告発の真相:女子柔道暴力問題 山口香・JOC理事に聞く/下 暴力撲滅の宣言を
毎日新聞 2013年02月11日 東京朝刊
◇「日本スポーツ界は変わる」世界に訴えよ
柔道全日本女子の暴力問題で、15人の告発を後押しした日本オリンピック委員会(JOC)理事の山口香・筑波大大学院准教授(48)に聞くインタビュー企画。後半は、この問題を機に、日本柔道界、スポーツ界に求められる変革について聞いた。【聞き手・藤野智成】
−−柔道界で暴力を容認する風潮があったのはなぜか。
◆格闘技の性質上、他のスポーツより暴力への境界を飛び越えやすいのかもしれません。講道館柔道の創始者、嘉納治五郎の教えの基本に「精力善用」とあります。「社会の善い方向のために力を用いなさい」と。今回、暴力に陥った理由を「選手を強くしたかったから」と釈明されていますが、日本柔道界が嘉納師範の教えに学んでいないということを示しています。
−−柔道界はこの問題をどう受け止めるべきか。
◆この平和な世の中で柔道をスポーツとして発展させていくには、指導者が心して掛かる必要があるでしょう。柔道の技も使い方を誤れば、暴力になりうる。絶対に暴力を振るう人間でないことを示さないと、柔道なんて教えるな、危険な人間を作るな、という論調になる。中学校で必修化された武道の選択科目からも柔道を外せ、となる。柔道の根幹に関わる問題なのです。
−−男性だけで構成する全日本柔道連盟の理事に女性の登用を求める意見もある。
◆今は上下関係が厳しく男性でも自由に物を言えない空気がある。柔道界の常識は世間の非常識ということも多々ある。女性というより、今後は組織としての多様性が求められる。外部有識者も入れていくべきです。
−−代表選考の明確な基準作りも必要?
◆代表選手選考についても、これまで海外で戦える選手を選ぶという建前で、基準があいまいにされ、議論を呼ぶ選考もありました。
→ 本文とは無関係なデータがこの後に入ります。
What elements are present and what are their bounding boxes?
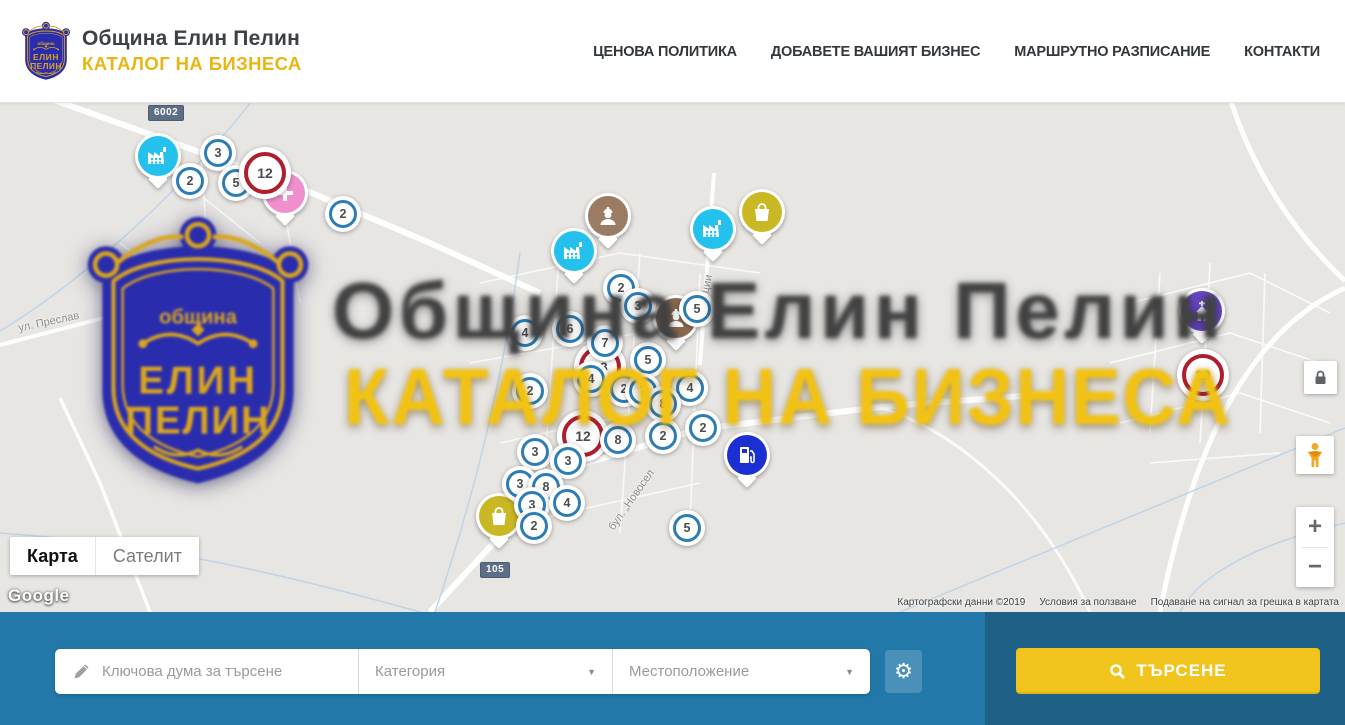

選手が暴力を受けながら抗議できなかった背景には、指導者が選考に影響力を持つゆえ、声を上げるのをためらったと思われます。誰が見ても、納得のいく基準が求められます。競泳では、00年シドニー五輪で千葉すずさんが代表選考から漏れ、日本人として初めてスポーツ仲裁裁判所に提訴しましたが、それを機に選考基準が明確化され、今では北島康介選手ですら特別扱いは受けない。競泳陣が成果を出している背景の一つだと考えます。
−−改めて柔道に求められる人づくりは。